In this talk, I will go over our recent work which aims to develop a generic, composable framework for a multiagent system (of robots or vehicles), which can safely carry out time-critical missions in a distributed and fully autonomous fashion. The goal is to provide formal guarantees on both safety and finite-time mission completion, thus, to answer the question: “how trustworthy is the autonomy of a multi-robot system in a complex mission?” We refer to this notion of autonomy in multiagent systems as assured or trusted autonomy, which is currently a very sought-after area of research, thanks to its enormous applications in autonomous driving for instance. An important aspect of our work is its special emphasis on fast i.e., computationally tractable solutions for this otherwise very challenging planning problem.
In the first part of the talk, using tools from control theory (optimal control), formal methods (temporal logic and hybrid automata), and optimization (mixed-integer programming), I will describe two variants of (almost) real-time planning algorithms, which provide formal guarantees on safety and finite-time mission completion for a multiagent system in a complex mission. Our proposed framework is hybrid, distributed, and inherently composable, as it uses a divide-and-conquer approach for planning a complex mission, by breaking it down into several sub-tasks. This approach enables us to implement the resulting algorithms on robots with limited computational power, while still achieving close to real-time performance. We have validated the efficacy of our method on several use cases; I will mention two such examples during my talk, that are: autonomous search and rescue with a team of UAVs, and planning UAV-based inspection tasks in an industrial environment.

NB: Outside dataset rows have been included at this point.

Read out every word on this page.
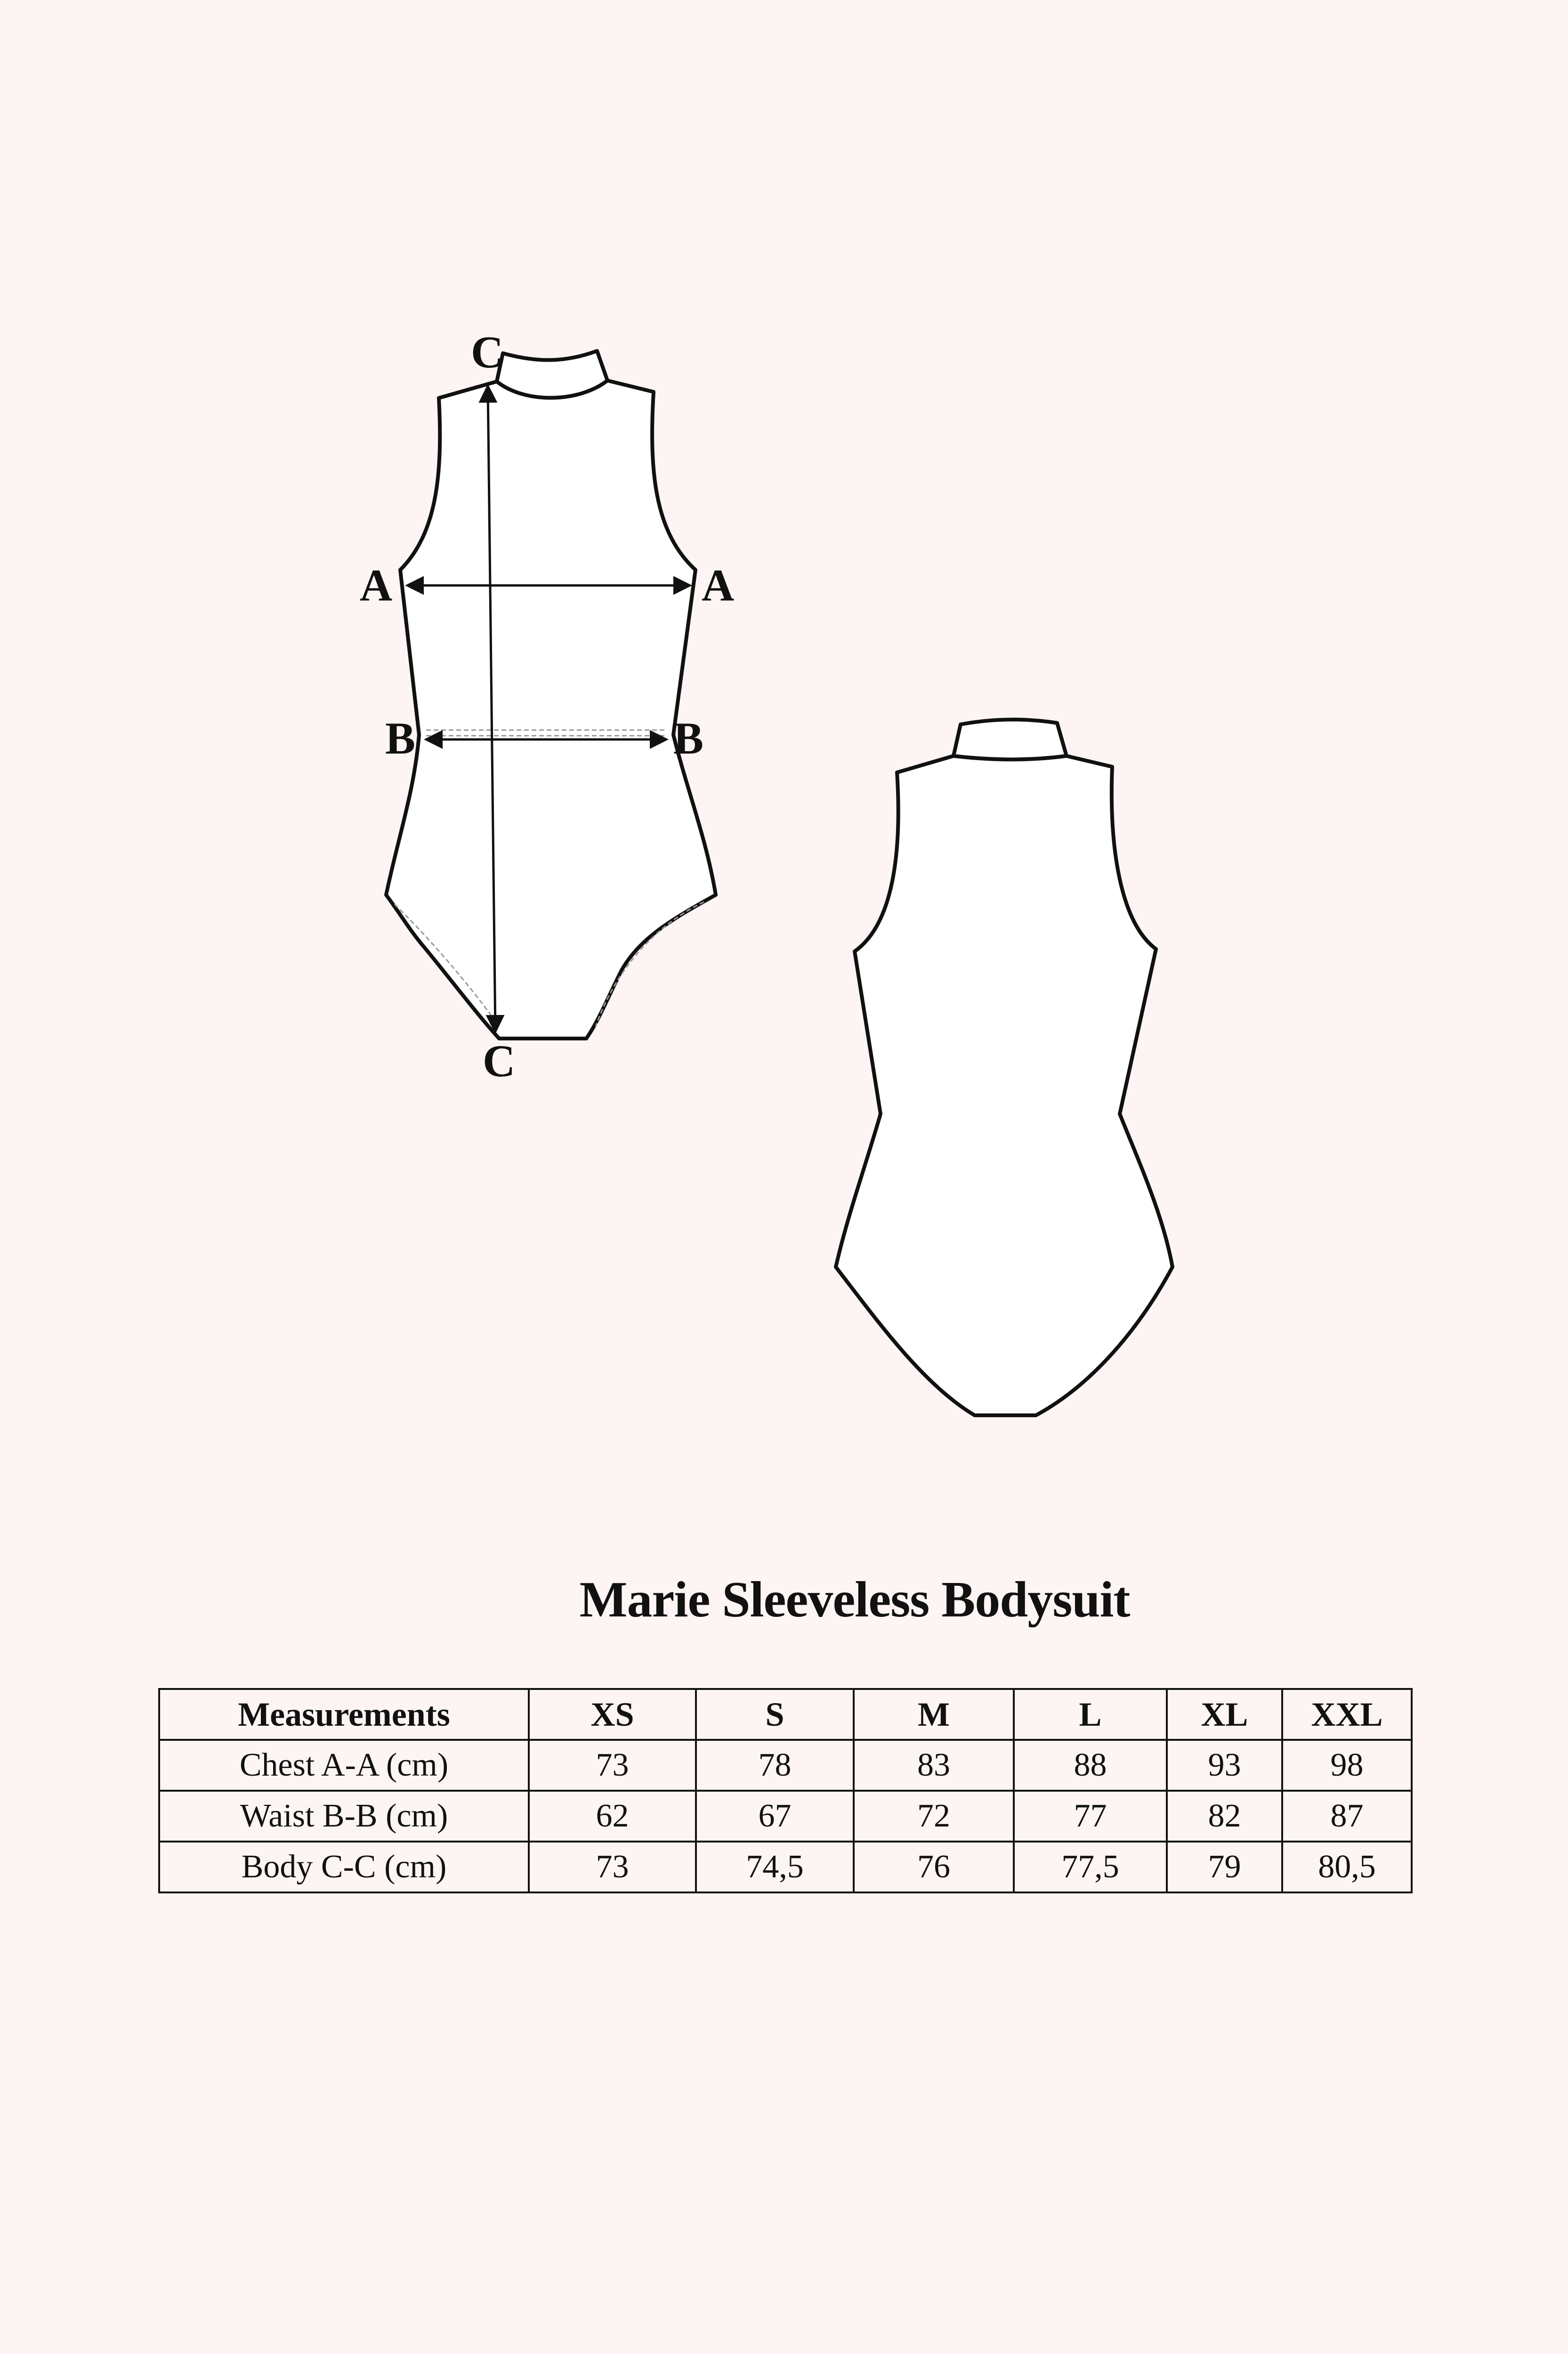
A	A
B	B
C
C
Marie Sleeveless Bodysuit
Measurements	XS	S	M	L	XL	XXL
Chest A-A (cm)	73	78	83	88	93	98
Waist B-B (cm)	62	67	72	77	82	87
Body C-C (cm)	73	74,5	76	77,5	79	80,5
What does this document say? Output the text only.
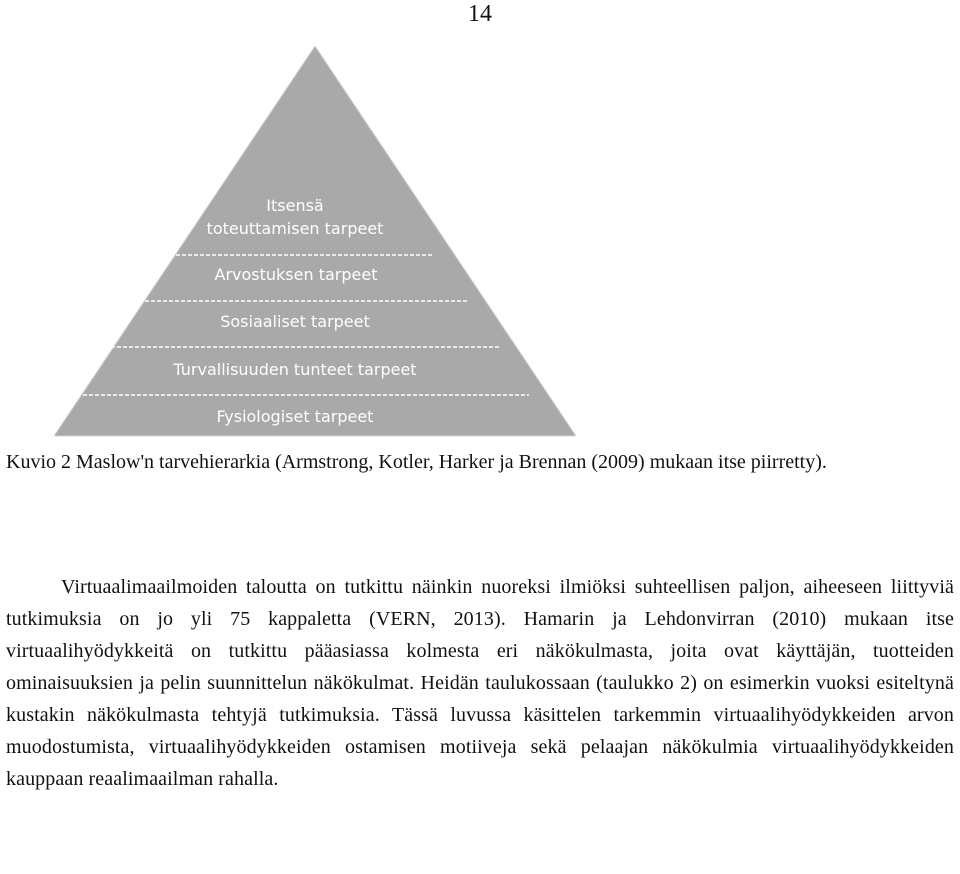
14
Itsensä
toteuttamisen tarpeet
Arvostuksen tarpeet
Sosiaaliset tarpeet
Turvallisuuden tunteet tarpeet
Fysiologiset tarpeet
Kuvio 2 Maslow'n tarvehierarkia (Armstrong, Kotler, Harker ja Brennan (2009) mukaan itse piirretty).

Virtuaalimaailmoiden taloutta on tutkittu näinkin nuoreksi ilmiöksi suhteellisen paljon, aiheeseen liittyviä tutkimuksia on jo yli 75 kappaletta (VERN, 2013). Hamarin ja Lehdonvirran (2010) mukaan itse virtuaalihyödykkeitä on tutkittu pääasiassa kolmesta eri näkökulmasta, joita ovat käyttäjän, tuotteiden ominaisuuksien ja pelin suunnittelun näkökulmat. Heidän taulukossaan (taulukko 2) on esimerkin vuoksi esiteltynä kustakin näkökulmasta tehtyjä tutkimuksia. Tässä luvussa käsittelen tarkemmin virtuaalihyödykkeiden arvon muodostumista, virtuaalihyödykkeiden ostamisen motiiveja sekä pelaajan näkökulmia virtuaalihyödykkeiden kauppaan reaalimaailman rahalla.
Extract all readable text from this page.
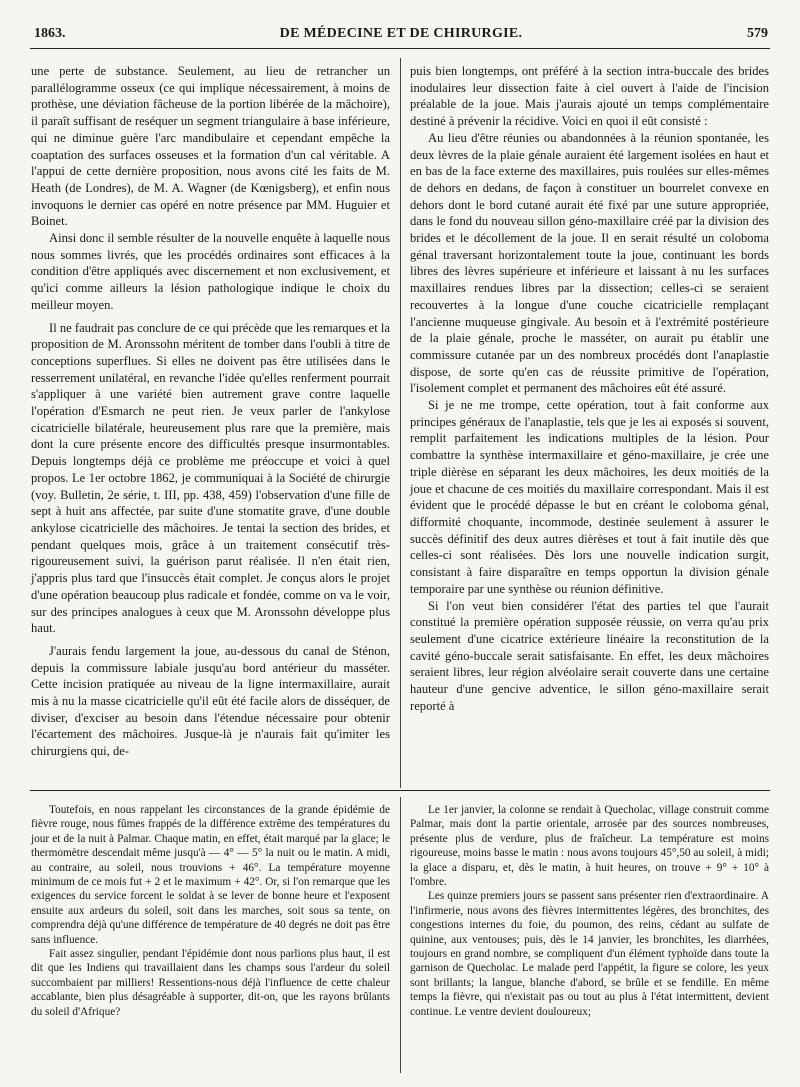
1863.	DE MÉDECINE ET DE CHIRURGIE.	579

une perte de substance. Seulement, au lieu de retrancher un parallélogramme osseux (ce qui implique nécessairement, à moins de prothèse, une déviation fâcheuse de la portion libérée de la mâchoire), il paraît suffisant de reséquer un segment triangulaire à base inférieure, qui ne diminue guère l'arc mandibulaire et cependant empêche la coaptation des surfaces osseuses et la formation d'un cal véritable. A l'appui de cette dernière proposition, nous avons cité les faits de M. Heath (de Londres), de M. A. Wagner (de Kœnigsberg), et enfin nous invoquons le dernier cas opéré en notre présence par MM. Huguier et Boinet.

Ainsi donc il semble résulter de la nouvelle enquête à laquelle nous nous sommes livrés, que les procédés ordinaires sont efficaces à la condition d'être appliqués avec discernement et non exclusivement, et qu'ici comme ailleurs la lésion pathologique indique le choix du meilleur moyen.

Il ne faudrait pas conclure de ce qui précède que les remarques et la proposition de M. Aronssohn méritent de tomber dans l'oubli à titre de conceptions superflues. Si elles ne doivent pas être utilisées dans le resserrement unilatéral, en revanche l'idée qu'elles renferment pourrait s'appliquer à une variété bien autrement grave contre laquelle l'opération d'Esmarch ne peut rien. Je veux parler de l'ankylose cicatricielle bilatérale, heureusement plus rare que la première, mais dont la cure présente encore des difficultés presque insurmontables. Depuis longtemps déjà ce problème me préoccupe et voici à quel propos. Le 1er octobre 1862, je communiquai à la Société de chirurgie (voy. Bulletin, 2e série, t. III, pp. 438, 459) l'observation d'une fille de sept à huit ans affectée, par suite d'une stomatite grave, d'une double ankylose cicatricielle des mâchoires. Je tentai la section des brides, et pendant quelques mois, grâce à un traitement consécutif très-rigoureusement suivi, la guérison parut réalisée. Il n'en était rien, j'appris plus tard que l'insuccès était complet. Je conçus alors le projet d'une opération beaucoup plus radicale et fondée, comme on va le voir, sur des principes analogues à ceux que M. Aronssohn développe plus haut.

J'aurais fendu largement la joue, au-dessous du canal de Sténon, depuis la commissure labiale jusqu'au bord antérieur du masséter. Cette incision pratiquée au niveau de la ligne intermaxillaire, aurait mis à nu la masse cicatricielle qu'il eût été facile alors de disséquer, de diviser, d'exciser au besoin dans l'étendue nécessaire pour obtenir l'écartement des mâchoires. Jusque-là je n'aurais fait qu'imiter les chirurgiens qui, de-

puis bien longtemps, ont préféré à la section intra-buccale des brides inodulaires leur dissection faite à ciel ouvert à l'aide de l'incision préalable de la joue. Mais j'aurais ajouté un temps complémentaire destiné à prévenir la récidive. Voici en quoi il eût consisté :

Au lieu d'être réunies ou abandonnées à la réunion spontanée, les deux lèvres de la plaie génale auraient été largement isolées en haut et en bas de la face externe des maxillaires, puis roulées sur elles-mêmes de dehors en dedans, de façon à constituer un bourrelet convexe en dehors dont le bord cutané aurait été fixé par une suture appropriée, dans le fond du nouveau sillon géno-maxillaire créé par la division des brides et le décollement de la joue. Il en serait résulté un coloboma génal traversant horizontalement toute la joue, continuant les bords libres des lèvres supérieure et inférieure et laissant à nu les surfaces maxillaires rendues libres par la dissection; celles-ci se seraient recouvertes à la longue d'une couche cicatricielle remplaçant l'ancienne muqueuse gingivale. Au besoin et à l'extrémité postérieure de la plaie génale, proche le masséter, on aurait pu établir une commissure cutanée par un des nombreux procédés dont l'anaplastie dispose, de sorte qu'en cas de réussite primitive de l'opération, l'isolement complet et permanent des mâchoires eût été assuré.

Si je ne me trompe, cette opération, tout à fait conforme aux principes généraux de l'anaplastie, tels que je les ai exposés si souvent, remplit parfaitement les indications multiples de la lésion. Pour combattre la synthèse intermaxillaire et géno-maxillaire, je crée une triple dièrèse en séparant les deux mâchoires, les deux moitiés de la joue et chacune de ces moitiés du maxillaire correspondant. Mais il est évident que le procédé dépasse le but en créant le coloboma génal, difformité choquante, incommode, destinée seulement à assurer le succès définitif des deux autres dièrèses et tout à fait inutile dès que celles-ci sont réalisées. Dès lors une nouvelle indication surgit, consistant à faire disparaître en temps opportun la division génale temporaire par une synthèse ou réunion définitive.

Si l'on veut bien considérer l'état des parties tel que l'aurait constitué la première opération supposée réussie, on verra qu'au prix seulement d'une cicatrice extérieure linéaire la reconstitution de la cavité géno-buccale serait satisfaisante. En effet, les deux mâchoires seraient libres, leur région alvéolaire serait couverte dans une certaine hauteur d'une gencive adventice, le sillon géno-maxillaire serait reporté à

Toutefois, en nous rappelant les circonstances de la grande épidémie de fièvre rouge, nous fûmes frappés de la différence extrême des températures du jour et de la nuit à Palmar. Chaque matin, en effet, était marqué par la glace; le thermomètre descendait même jusqu'à — 4° — 5° la nuit ou le matin. A midi, au contraire, au soleil, nous trouvions + 46°. La température moyenne minimum de ce mois fut + 2 et le maximum + 42°. Or, si l'on remarque que les exigences du service forcent le soldat à se lever de bonne heure et l'exposent ensuite aux ardeurs du soleil, soit dans les marches, soit sous sa tente, on comprendra déjà qu'une différence de température de 40 degrés ne doit pas être sans influence.

Fait assez singulier, pendant l'épidémie dont nous parlions plus haut, il est dit que les Indiens qui travaillaient dans les champs sous l'ardeur du soleil succombaient par milliers! Ressentions-nous déjà l'influence de cette chaleur accablante, bien plus désagréable à supporter, dit-on, que les rayons brûlants du soleil d'Afrique?

Le 1er janvier, la colonne se rendait à Quecholac, village construit comme Palmar, mais dont la partie orientale, arrosée par des sources nombreuses, présente plus de verdure, plus de fraîcheur. La température est moins rigoureuse, moins basse le matin : nous avons toujours 45°,50 au soleil, à midi; la glace a disparu, et, dès le matin, à huit heures, on trouve + 9° + 10° à l'ombre.

Les quinze premiers jours se passent sans présenter rien d'extraordinaire. A l'infirmerie, nous avons des fièvres intermittentes légères, des bronchites, des congestions internes du foie, du poumon, des reins, cédant au sulfate de quinine, aux ventouses; puis, dès le 14 janvier, les bronchites, les diarrhées, toujours en grand nombre, se compliquent d'un élément typhoïde dans toute la garnison de Quecholac. Le malade perd l'appétit, la figure se colore, les yeux sont brillants; la langue, blanche d'abord, se brûle et se fendille. En même temps la fièvre, qui n'existait pas ou tout au plus à l'état intermittent, devient continue. Le ventre devient douloureux;
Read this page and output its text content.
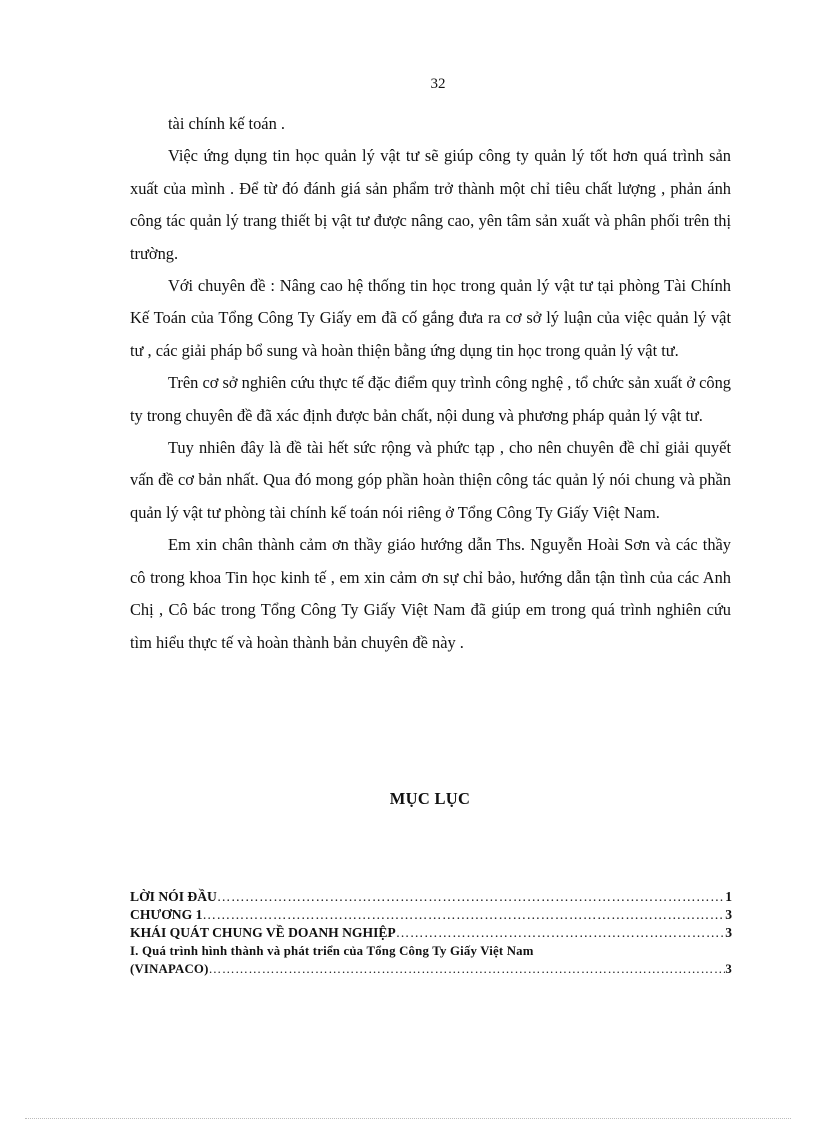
32

tài chính kế toán .

Việc ứng dụng tin học quản lý vật tư sẽ giúp công ty quản lý tốt hơn quá trình sản xuất của mình . Để từ đó đánh giá sản phẩm trở thành một chỉ tiêu chất lượng , phản ánh công tác quản lý trang thiết bị vật tư được nâng cao, yên tâm sản xuất và phân phối trên thị trường.

Với chuyên đề : Nâng cao hệ thống tin học trong quản lý vật tư tại phòng Tài Chính Kế Toán của Tổng Công Ty Giấy em đã cố gắng đưa ra cơ sở lý luận của việc quản lý vật tư , các giải pháp bổ sung và hoàn thiện bằng ứng dụng tin học trong quản lý vật tư.

Trên cơ sở nghiên cứu thực tế đặc điểm quy trình công nghệ , tổ chức sản xuất ở công ty trong chuyên đề đã xác định được bản chất, nội dung và phương pháp quản lý vật tư.

Tuy nhiên đây là đề tài hết sức rộng và phức tạp , cho nên chuyên đề chỉ giải quyết vấn đề cơ bản nhất. Qua đó mong góp phần hoàn thiện công tác quản lý nói chung và phần quản lý vật tư phòng tài chính kế toán nói riêng ở Tổng Công Ty Giấy Việt Nam.

Em xin chân thành cảm ơn thầy giáo hướng dẫn Ths. Nguyễn Hoài Sơn và các thầy cô trong khoa Tin học kinh tế , em xin cảm ơn sự chỉ bảo, hướng dẫn tận tình của các Anh Chị , Cô bác trong Tổng Công Ty Giấy Việt Nam đã giúp em trong quá trình nghiên cứu tìm hiểu thực tế và hoàn thành bản chuyên đề này .

MỤC LỤC
LỜI NÓI ĐẦU ……………………………………………………………………………………………………………………………………………………………………………………………………………	1
CHƯƠNG 1 ……………………………………………………………………………………………………………………………………………………………………………………………………………	3
KHÁI QUÁT CHUNG VỀ DOANH NGHIỆP ……………………………………………………………………………………………………………………………………………………………………………………………………………	3
I. Quá trình hình thành và phát triển của Tổng Công Ty Giấy Việt Nam
(VINAPACO) ……………………………………………………………………………………………………………………………………………………………………………………………………………	3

In the second part, I will briefly describe how we can translate and adapt these algorithms to safely learn actions and policies for robots in dynamic environments, so that they can accomplish their mission even in the presence of an uncertainty. I will introduce the ideas of self-monitoring and self-correction for agents using hybrid automata theory. Self-monitoring and self-correction refer to the problems in autonomy where the autonomous agents monitor their performance, detect deviations from normal or expected behavior, and learn to adjust both the description of their mission/task and their performance online, to maintain the expected behavior and performance. In this setting, we propose a formal and composable notion of safety in learning for autonomous multiagent systems, which we refer to as safe learning.
To round up my talk, I will briefly go over some of my other projects in the general areas of robotics and control, that I have been involved in during my time with Industry, and also during my masters at KAUST, and undergraduate at PIEAS.